Pepe G, Giusti B, Attanasio M, Comeglio P, Porciani M C, Giurlani L, Montesi G F, Calamai G C, Vaccari M, Favilli S, Abbate R, Gensini G F
Istituto di Clinica Medica Generale e Cardiologia, University of Florence, Florence, Italy.
J Mol Cell Cardiol. 1997 Jul;29(7):1877-84. doi: 10.1006/jmcc.1997.0426.

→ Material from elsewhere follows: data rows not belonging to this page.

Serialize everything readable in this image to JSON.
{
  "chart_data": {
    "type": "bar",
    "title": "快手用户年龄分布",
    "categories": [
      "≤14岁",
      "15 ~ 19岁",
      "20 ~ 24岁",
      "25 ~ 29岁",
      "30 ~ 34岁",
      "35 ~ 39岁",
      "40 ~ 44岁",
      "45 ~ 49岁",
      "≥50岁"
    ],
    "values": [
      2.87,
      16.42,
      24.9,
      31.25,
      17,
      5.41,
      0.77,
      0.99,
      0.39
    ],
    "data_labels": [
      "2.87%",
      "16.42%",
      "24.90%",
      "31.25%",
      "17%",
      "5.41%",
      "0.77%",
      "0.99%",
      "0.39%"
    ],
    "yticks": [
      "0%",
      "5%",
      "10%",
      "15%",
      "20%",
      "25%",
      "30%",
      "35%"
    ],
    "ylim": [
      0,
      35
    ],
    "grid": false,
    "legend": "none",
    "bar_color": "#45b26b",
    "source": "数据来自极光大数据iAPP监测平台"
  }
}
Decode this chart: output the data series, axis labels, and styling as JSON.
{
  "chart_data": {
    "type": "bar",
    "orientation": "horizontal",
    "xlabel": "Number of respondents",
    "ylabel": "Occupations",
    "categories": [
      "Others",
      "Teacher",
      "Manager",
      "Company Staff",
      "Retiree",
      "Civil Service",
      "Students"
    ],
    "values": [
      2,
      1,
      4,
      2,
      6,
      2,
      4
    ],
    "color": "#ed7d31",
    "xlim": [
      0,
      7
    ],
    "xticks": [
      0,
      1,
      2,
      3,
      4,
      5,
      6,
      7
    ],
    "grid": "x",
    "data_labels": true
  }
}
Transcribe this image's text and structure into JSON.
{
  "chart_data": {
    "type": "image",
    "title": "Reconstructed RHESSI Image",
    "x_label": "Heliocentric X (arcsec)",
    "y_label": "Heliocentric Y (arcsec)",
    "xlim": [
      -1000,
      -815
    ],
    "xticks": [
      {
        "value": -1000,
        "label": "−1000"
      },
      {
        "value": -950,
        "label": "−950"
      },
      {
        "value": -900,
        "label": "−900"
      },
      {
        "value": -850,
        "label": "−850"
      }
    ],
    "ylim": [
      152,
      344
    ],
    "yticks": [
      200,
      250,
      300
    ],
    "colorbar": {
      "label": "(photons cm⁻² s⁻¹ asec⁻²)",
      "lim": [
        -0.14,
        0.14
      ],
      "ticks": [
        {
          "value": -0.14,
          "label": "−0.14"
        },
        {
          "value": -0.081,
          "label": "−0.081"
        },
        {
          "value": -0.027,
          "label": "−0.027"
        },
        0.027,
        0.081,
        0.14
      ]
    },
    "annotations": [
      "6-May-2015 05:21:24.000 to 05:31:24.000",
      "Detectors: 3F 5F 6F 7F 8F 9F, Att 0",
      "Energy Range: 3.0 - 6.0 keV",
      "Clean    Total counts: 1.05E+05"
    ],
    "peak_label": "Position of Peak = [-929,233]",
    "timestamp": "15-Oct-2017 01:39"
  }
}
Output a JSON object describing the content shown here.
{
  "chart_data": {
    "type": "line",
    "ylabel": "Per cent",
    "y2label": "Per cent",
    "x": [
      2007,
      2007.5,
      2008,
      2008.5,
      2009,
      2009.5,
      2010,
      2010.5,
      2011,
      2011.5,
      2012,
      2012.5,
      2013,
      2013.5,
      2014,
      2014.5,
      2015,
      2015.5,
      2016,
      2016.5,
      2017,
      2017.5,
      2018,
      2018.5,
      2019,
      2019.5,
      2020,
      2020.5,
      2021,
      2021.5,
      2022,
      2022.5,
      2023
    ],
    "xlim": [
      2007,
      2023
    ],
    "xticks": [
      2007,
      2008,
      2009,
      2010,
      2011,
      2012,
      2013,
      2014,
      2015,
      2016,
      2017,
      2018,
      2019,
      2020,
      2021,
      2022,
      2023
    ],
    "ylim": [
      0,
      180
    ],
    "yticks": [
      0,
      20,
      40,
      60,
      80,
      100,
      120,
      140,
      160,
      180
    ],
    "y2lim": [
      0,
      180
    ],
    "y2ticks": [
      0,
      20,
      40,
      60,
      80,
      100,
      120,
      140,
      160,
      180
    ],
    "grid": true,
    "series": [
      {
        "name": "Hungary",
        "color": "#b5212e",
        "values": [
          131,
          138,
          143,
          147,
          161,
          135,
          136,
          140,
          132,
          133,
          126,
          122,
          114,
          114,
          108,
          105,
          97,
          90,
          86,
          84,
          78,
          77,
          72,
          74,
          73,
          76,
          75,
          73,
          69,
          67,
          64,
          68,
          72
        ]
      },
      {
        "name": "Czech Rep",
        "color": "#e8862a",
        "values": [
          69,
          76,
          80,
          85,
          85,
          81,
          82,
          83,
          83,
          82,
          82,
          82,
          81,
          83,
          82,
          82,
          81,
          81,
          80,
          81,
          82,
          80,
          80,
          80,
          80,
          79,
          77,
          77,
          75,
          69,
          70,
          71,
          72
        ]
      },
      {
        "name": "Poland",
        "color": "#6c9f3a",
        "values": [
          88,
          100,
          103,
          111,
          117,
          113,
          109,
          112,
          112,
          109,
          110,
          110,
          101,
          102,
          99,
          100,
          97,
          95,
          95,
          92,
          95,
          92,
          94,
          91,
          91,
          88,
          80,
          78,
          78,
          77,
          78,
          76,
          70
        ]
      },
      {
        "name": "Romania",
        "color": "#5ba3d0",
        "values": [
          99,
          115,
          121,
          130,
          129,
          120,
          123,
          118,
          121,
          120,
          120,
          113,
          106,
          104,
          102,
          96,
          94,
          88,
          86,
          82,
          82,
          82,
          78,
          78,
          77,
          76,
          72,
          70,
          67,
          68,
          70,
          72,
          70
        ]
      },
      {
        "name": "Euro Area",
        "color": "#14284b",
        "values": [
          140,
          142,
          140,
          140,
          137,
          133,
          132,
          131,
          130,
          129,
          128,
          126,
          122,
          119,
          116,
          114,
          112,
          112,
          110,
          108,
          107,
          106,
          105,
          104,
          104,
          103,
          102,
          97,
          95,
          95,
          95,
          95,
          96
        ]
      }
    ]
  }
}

The aim of our study was to characterize the molecular defect in Italian Marfan patients, thus contributing to the effort of correlating the genotype with the phenotype. In particular, our ultimate goal was to identify the region(s) of the fibrillin 1 (FBN1) gene mainly involved in the health of the heart and of the aorta in terms of the cardiovascular system. We searched for a molecular defect in three patients with classic Marfan syndrome (MFS). The mutations were detected applying heteroduplex analysis to each of the 65 exons of the FBN1 gene amplified by polymerase chain reaction (PCR). Exons containing heteroduplex bands were sequenced directly from PCR products. This study reports the detection of three unique missense mutations in the FBN1 gene in three Italian patients: a 44-year-old adult male and 36-year-old female affected by classic MFS (with all the cardinal manifestations in the cardiovascular, ocular and skeletal systems), and an 11-year-old male affected by infantile (earlier onset) classic MFS. The first two are sporadic cases and present a Cys-->Arg amino acid substitution (T-->C substitution at nucleotide 7729) in exon 62 and a Cys-->Tyr amino acid substitution (G-->A substitution at nucleotide 6695) in exon 54. The third is a familial case which presents a Cys-->Trp aminoacidic substitution (C-->G substitution at nucleotide 3546) in exon 28. Our data confirm that cysteine substitutions in calcium binding epidermal growth factor (cbEGF)-like domains cause severe Marfan phenotype. Exon 24-32 cluster seems to produce an even more severe phenotype. The early characterization may be of clinical relevance for prevention and early surgical treatment of aortic aneurysm or dissection.
我们研究的目的是确定意大利马凡综合征患者的分子缺陷,从而有助于将基因型与表型相关联。具体而言,我们的最终目标是确定原纤维蛋白1(FBN1)基因中主要影响心脏和主动脉健康的心血管系统相关区域。我们在三名经典马凡综合征(MFS)患者中寻找分子缺陷。通过聚合酶链反应(PCR)扩增FBN1基因的65个外显子,并对每个外显子进行异源双链分析以检测突变。含有异源双链带的外显子直接从PCR产物中测序。本研究报告了在三名意大利患者的FBN1基因中检测到三个独特的错义突变:一名44岁成年男性和一名36岁女性患有经典MFS(具有心血管、眼部和骨骼系统的所有主要表现),以及一名11岁男性患有婴儿型(发病较早)经典MFS。前两例为散发病例,分别在外显子62中出现Cys→Arg氨基酸取代(核苷酸7729处的T→C取代)和外显子54中出现Cys→Tyr氨基酸取代(核苷酸6695处的G→A取代)。第三例为家族性病例,在外显子28中出现Cys→Trp氨基酸取代(核苷酸3546处的C→G取代)。我们的数据证实,钙结合表皮生长因子(cbEGF)样结构域中的半胱氨酸取代会导致严重的马凡表型。外显子24 - 32簇似乎会产生更严重的表型。早期特征对于主动脉瘤或夹层的预防和早期手术治疗可能具有临床意义。